Titre original: | Libre et assoupi |
Réalisateur: | Benjamin Guedj |
Sortie: | Cinéma |
Durée: | 93 minutes |
Date: | 07 mai 2014 |
Note: |
Sébastien n'a qu'une ambition dans la vie : ne rien faire. Son horizon, c'est son canapé. Sa vie il ne veut pas la vivre mais la contempler. Mais aujourd’hui, si tu ne fais rien... Tu n’es rien. Alors poussé par ses deux colocs, qui enchaînent stages et petits boulots, la décidée Anna et le pas tout à fait décidé Bruno, Sébastien va devoir faire ... Un peu.
Drôle de titre pour le premier film d’un réalisateur à suivre de près. Benjamin Guedj témoigne en tant que réalisateur et scénariste qu’il porte un regard assez réaliste sur une génération de jeunes adultes aussi à l’aise dans les études supérieures que dans des penchants versatiles. Loin du cocon familial, le jeune Sébastien préfère ne rien faire plutôt que de trouver un premier travail soit comme stagiaire puis salarié d’une société ou en intérim. Nous sommes donc loin du conformisme de ces comédies françaises prônant la réussite dans son travail pour accéder à un certain niveau de vie. Poussé par ses deux autres colocataires Bruno et Anna, Sébastien va d’abord se contenter du RSA avant de se remettre en question et trouver le poste parfait pour lui.
Le film libre et assoupi est l’adaptation assez libre du premier roman de Romain Monnery Libre, seul et assoupi. Ce constat dramatique témoigne avec beaucoup d’ironie sur la condition de jeunes surdiplômés incapables de trouver un travail leur permettant de vivre décemment. Notre société actuelle est faite de manière inégale du point de vue des chances de trouver un emploi et de réussir. Certes la sélection se fait sur le degré d’études supérieures mais aussi sur l’expérience professionnelle, l’existence d’un réseau social et d’un petit facteur chance. Le personnage de ce film malgré son oisiveté se révèle être par sa manière de vivre un rebelle en force, un anti-conformiste. La force du film tient donc à la présence de personnages parfaitement dessinés et intéressants. Le réalisateur peut ainsi s’appuyer sur la présence de trois excellents comédiens. Baptiste Lecaplain dans le rôle de Sébastien confirme qu’il fait partie de ces jeunes comédiens issus des planches du théâtre et/ou du one man show et qui se sont construit de vraies personnalités. De la même manière, le jeune comédien découvert dans les films LOL (Laughing Out Loud) (2008), Télé Gaucho (2011) est parfait dans un second rôle de co-locataire épris de Anna. Enfin, on ne présentera plus Charlotte Le Bon (Anna dans le film). Après avoir fait ses classes dans l’émission du Grand Journal comme Miss météo et joué dans différents films (La Stratégie de la poussette (2011), Astérix et Obélix : au service de Sa Majesté (2012),..)
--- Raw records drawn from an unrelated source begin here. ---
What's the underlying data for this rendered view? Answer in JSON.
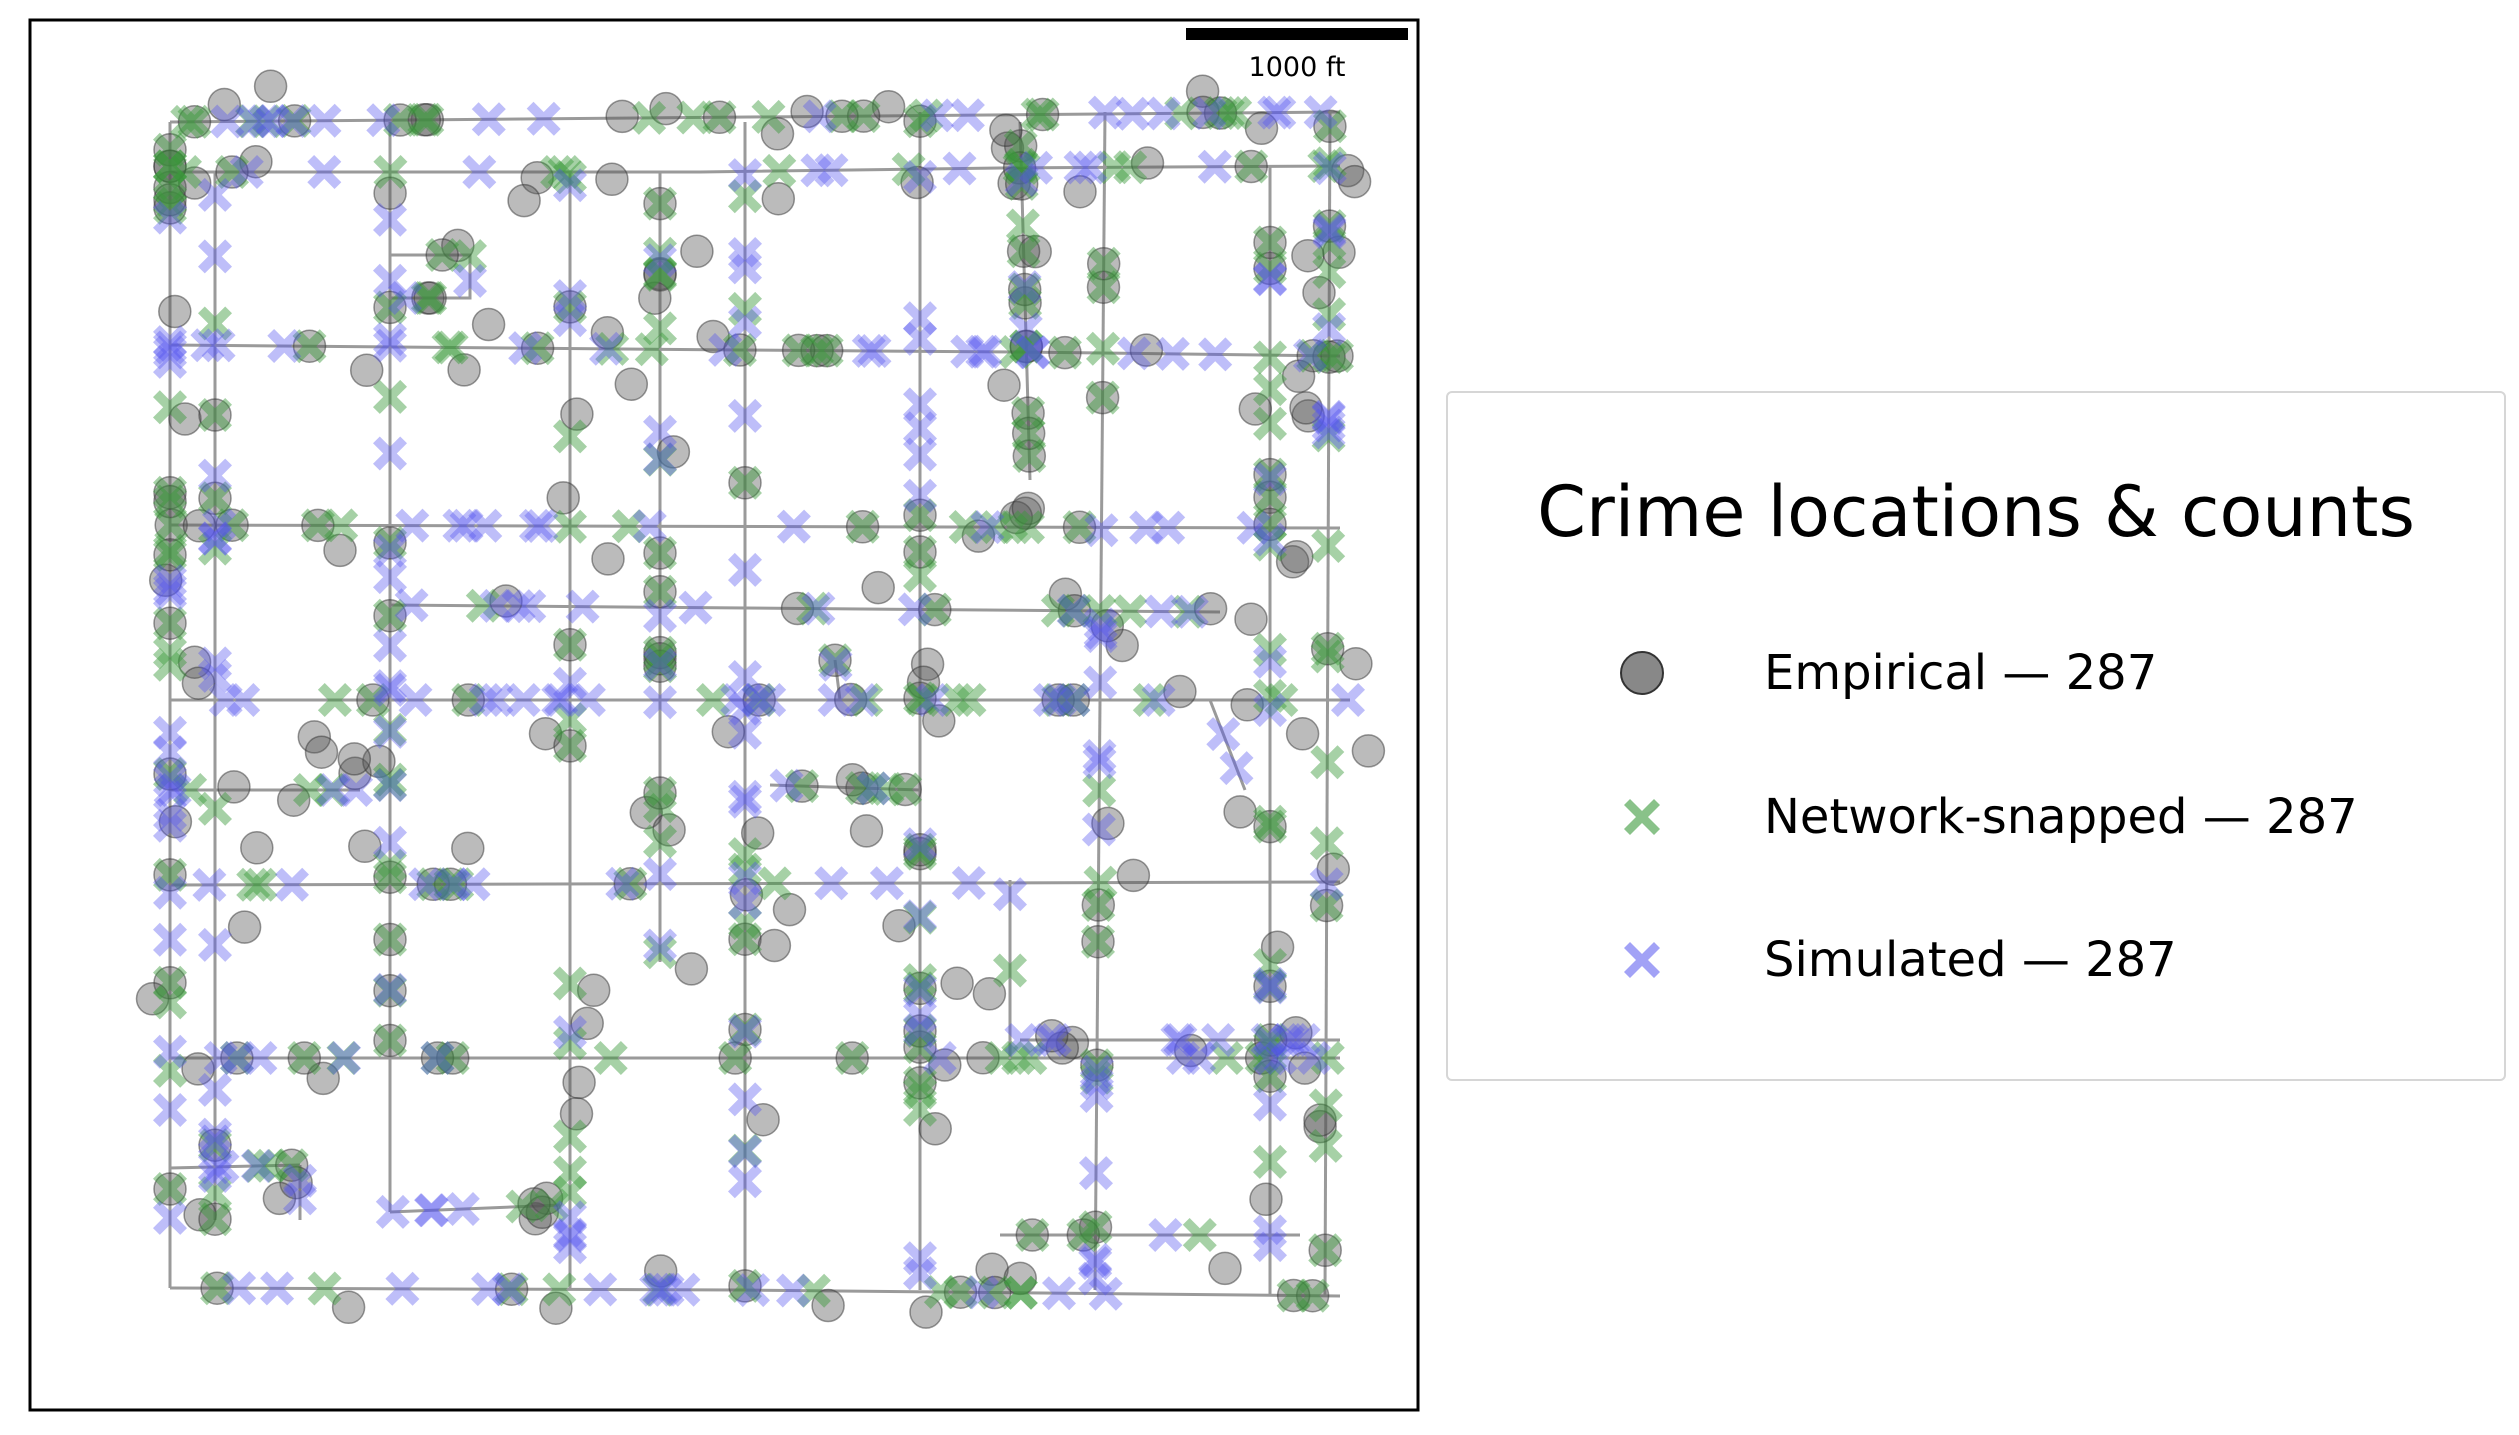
{
  "scale_bar": {
    "label": "1000 ft"
  },
  "legend": {
    "title": "Crime locations & counts",
    "items": [
      {
        "label": "Empirical — 287",
        "kind": "empirical"
      },
      {
        "label": "Network-snapped — 287",
        "kind": "snapped"
      },
      {
        "label": "Simulated — 287",
        "kind": "simulated"
      }
    ]
  },
  "colors": {
    "empirical": "#555555",
    "snapped": "#3a9a3a",
    "simulated": "#5555ee",
    "street": "#9a9a9a",
    "frame": "#000000"
  },
  "counts": {
    "empirical": 287,
    "snapped": 287,
    "simulated": 287
  }
}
Dans le paysage actuel du cinéma français, le personnage de Sébastien amène une certaine fraîcheur par sa volonté d’être libre, de pouvoir totalement s’éclater sans se sentir exploité. Même si certaines entreprises reconnaissent le travail de leurs employés et leur permettent de s’épanouir dans leurs différents postes, celles montrées dans le film apportent une certaine vision guère enthousiasmantes du milieu professionnel. Le colocataire Bruno passera ainsi de conducteur de corbillard à gardien de nuit de musées avec la même agilité d’un éléphant dans un rayon de porcelaine. Le réalisateur marque donc des points en s’efforçant non seulement de garder l’esprit du livre mais également en donnant sa propre vision de notre société actuelle.
Enfin comment ne pas voir dans le personnage de Sébastien un hommage à peine déguisé au personnage créé par André Franquin dans le journal de Spirou en 1957, Gaston Lagaffe. Comme lui Sébastien est un jeune sans emploi, gaffeur, inventif. Ce n’est donc pas un hasard si lors d’une scène, Sébastien lit une bande dessinée avec ce personnage. Libre et assoupi est donc une bonne surprise, un film que nous n’attendions pas et qui nous distrait intelligemment et surtout nous montre une fois de plus que Charlotte Le Bon a tout d’une grande actrice. Son long monologue vers la fin du film est l’un des plus beaux et forts qu’un film français ait pu nous offrir récemment.